The set is a visual feast of floor-to-ceiling books and overlapping modern art. Remarkably, set designer David Zinn has layered the walls without making the space feel claustrophobic. Justin Townsend's lighting complements the design perfectly, eliding the varied spheres of Essendine's life from the bright lights of his living room 'stage' to the warm glow of home alone, when the Ak-tor is just the actor. Susan Hilferty's gorgeous costumes are exquisite, defining each character instantly, in conjunction with Josh Marquette's spot-on period hair styles. When Sandra Shipley as Lady Saltburn breezes onto the scene in Act II, all charm and plummy tones, the perfect cut of her lavender coat dress and coiffure say it all. Big band tunes, aptly curated by sound designer Fitz Patton serenade us during scene changes, extending the mood.
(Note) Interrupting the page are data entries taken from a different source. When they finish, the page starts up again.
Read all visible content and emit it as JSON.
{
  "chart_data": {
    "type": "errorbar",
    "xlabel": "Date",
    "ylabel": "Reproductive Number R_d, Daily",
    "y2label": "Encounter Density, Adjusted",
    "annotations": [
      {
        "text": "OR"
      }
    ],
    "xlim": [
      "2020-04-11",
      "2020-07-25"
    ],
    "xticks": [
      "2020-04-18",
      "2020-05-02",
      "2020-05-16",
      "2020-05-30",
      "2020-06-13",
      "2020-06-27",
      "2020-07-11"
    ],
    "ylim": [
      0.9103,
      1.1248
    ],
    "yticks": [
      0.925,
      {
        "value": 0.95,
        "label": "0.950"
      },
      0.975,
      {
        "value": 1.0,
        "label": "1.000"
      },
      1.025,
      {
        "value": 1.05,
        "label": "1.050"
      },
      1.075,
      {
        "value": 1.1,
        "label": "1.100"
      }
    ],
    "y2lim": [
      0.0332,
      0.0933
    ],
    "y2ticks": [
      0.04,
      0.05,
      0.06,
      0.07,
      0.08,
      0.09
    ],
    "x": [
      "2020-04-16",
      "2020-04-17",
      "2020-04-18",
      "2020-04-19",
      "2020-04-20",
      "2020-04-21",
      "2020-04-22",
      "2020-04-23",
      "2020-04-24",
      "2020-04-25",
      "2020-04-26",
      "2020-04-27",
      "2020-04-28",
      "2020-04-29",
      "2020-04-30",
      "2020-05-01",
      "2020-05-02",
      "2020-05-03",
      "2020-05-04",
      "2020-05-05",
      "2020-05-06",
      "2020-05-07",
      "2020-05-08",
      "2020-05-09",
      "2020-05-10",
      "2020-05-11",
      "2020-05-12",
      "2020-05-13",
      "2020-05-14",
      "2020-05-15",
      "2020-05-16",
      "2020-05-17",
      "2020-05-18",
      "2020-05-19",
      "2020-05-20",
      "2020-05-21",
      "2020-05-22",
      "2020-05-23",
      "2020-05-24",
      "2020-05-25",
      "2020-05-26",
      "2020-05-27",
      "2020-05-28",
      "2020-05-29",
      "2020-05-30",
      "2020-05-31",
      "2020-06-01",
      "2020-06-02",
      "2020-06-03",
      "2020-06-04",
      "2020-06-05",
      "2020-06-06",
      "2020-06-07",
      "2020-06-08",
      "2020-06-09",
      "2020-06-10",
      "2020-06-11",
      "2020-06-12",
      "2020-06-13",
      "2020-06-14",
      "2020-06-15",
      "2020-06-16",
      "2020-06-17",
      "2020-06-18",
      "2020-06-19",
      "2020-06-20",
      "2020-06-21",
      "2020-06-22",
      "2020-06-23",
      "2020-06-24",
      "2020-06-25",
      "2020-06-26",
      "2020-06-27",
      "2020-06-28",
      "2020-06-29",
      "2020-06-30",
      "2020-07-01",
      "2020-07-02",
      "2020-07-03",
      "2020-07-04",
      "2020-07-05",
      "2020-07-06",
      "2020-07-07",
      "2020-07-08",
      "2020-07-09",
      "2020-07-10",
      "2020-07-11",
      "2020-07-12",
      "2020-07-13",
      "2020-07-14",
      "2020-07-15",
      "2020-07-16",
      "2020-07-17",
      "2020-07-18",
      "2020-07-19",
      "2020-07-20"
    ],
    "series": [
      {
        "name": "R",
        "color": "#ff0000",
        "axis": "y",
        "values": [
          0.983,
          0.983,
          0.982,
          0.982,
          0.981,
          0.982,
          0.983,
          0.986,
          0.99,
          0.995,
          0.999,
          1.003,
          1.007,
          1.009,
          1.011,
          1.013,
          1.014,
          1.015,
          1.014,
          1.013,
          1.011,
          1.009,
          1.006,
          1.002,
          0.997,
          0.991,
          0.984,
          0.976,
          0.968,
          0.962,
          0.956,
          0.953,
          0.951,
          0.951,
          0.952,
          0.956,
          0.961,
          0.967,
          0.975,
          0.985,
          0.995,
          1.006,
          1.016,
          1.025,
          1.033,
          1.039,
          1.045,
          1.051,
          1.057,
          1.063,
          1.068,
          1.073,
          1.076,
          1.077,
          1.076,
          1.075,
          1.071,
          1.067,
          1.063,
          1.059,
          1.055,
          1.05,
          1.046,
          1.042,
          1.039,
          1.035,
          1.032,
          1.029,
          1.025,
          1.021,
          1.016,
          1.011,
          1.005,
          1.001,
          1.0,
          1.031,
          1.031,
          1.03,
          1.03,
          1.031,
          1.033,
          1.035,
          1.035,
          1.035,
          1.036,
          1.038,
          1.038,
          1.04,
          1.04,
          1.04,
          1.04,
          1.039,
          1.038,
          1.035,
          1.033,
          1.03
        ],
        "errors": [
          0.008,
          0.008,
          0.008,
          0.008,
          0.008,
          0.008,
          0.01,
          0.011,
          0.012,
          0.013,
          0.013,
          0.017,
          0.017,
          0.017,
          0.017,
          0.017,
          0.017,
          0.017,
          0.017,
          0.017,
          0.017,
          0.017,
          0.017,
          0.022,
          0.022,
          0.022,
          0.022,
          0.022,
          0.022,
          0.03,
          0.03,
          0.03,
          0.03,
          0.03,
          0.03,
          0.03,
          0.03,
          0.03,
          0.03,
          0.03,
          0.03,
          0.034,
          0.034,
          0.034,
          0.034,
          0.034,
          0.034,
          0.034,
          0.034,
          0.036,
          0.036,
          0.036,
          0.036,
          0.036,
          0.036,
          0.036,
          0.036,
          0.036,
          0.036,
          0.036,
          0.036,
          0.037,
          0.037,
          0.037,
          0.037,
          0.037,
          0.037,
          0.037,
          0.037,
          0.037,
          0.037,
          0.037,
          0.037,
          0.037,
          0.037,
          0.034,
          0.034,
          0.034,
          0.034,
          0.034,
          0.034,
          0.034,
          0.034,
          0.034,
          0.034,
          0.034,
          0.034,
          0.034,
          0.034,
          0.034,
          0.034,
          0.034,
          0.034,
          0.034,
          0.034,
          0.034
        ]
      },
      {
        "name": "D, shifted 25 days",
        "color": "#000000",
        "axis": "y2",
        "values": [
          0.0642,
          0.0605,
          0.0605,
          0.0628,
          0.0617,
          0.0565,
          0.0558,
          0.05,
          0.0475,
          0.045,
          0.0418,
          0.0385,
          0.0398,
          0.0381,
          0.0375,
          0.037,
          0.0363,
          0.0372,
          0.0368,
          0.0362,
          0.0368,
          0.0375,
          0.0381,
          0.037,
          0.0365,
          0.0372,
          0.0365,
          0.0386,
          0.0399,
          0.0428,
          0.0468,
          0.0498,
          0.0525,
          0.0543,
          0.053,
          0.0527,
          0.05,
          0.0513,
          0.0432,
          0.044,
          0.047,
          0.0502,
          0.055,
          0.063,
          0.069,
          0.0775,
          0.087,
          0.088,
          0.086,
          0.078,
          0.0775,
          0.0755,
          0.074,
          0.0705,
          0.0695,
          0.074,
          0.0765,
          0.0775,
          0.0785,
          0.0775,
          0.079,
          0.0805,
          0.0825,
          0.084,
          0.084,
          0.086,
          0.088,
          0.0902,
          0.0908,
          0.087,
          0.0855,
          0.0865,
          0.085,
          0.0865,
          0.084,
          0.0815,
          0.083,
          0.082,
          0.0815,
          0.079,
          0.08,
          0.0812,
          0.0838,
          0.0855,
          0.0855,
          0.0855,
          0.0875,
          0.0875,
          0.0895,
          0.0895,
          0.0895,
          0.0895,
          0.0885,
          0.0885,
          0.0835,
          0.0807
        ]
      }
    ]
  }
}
Farce is not for the faint of heart; one is tempted to push too far. There is no danger of that here. Director Moritz von Stuelpnagel has deftly guided the action without imprisoning his actors. Of course, he has been handed a gift in Kevin Kline, who with his prodigious talent and experience carries a show that sparkles. Don't miss it.
"It’s high time we were reminded again of what a great physical comedian Kevin Kline is. Playing an aging matinee idol in the bouncy new revival of Noël Coward’s 'Present Laughter,' Mr. Kline blissfully plies the witty athleticism and derring-do that won him two Tony Awards ('On the 20th Century,' 'The Pirates of Penzance') and an Oscar ('A Fish Called Wanda') in his youth."
Ben Brantley for New York Times
"Under the smart direction of Moritz von Stuelpnagel the production is in fine feather."
Joe Dziemianowicz for New York Daily News
"Kline enlivens each moment with palpable zest and impeccable style, arrogant brio shading into middle-aged insecurity with a twitch of his perfectly trimmed mustache. He must do more Coward or share his secrets. If Kline can’t immediately commit to Private Lives and Blithe Spirit, we may resort to cloning."
David Cote for Time Out New York
"'Present Laughter' is back on Broadway for the sixth time since it first opened in 1946, and you could say Noel Coward's sublime comedy of manners is as delightful, delicious, and 'delovely' as ever. And what makes the current production stand out even more is Kevin Kline's bravura performance. After a ten-year absence, he is making a glorious return to the Great White Way."
Roma Torre for NY1
"Talk about a match made in heaven. Kevin Kline was born to do Noel Coward, and his casting as Garry Essendine, the 1930s stage star and aging playboy at the center of his own eternal melodrama in Present Laughter, yields a performance of unimpeachable skill, made all the more delectable by its lightness of touch."
David Rooney for Hollywood Reporter
"Whatever would we do without Kevin Kline? In an age of lesser stars, he’s a bona fide matinee idol of the ideal age and with the urbane sensibility to do justice to sophisticated scribes like Noel Coward. 'Present Laughter' is a delicious drawing-room comedy that Coward dashed off in 1942 to amuse himself and his friends, while engaging in a bit of sober self-reflection. Kline relishes the comic challenge in this snazzy production directed by Moritz von Stuelpnagel."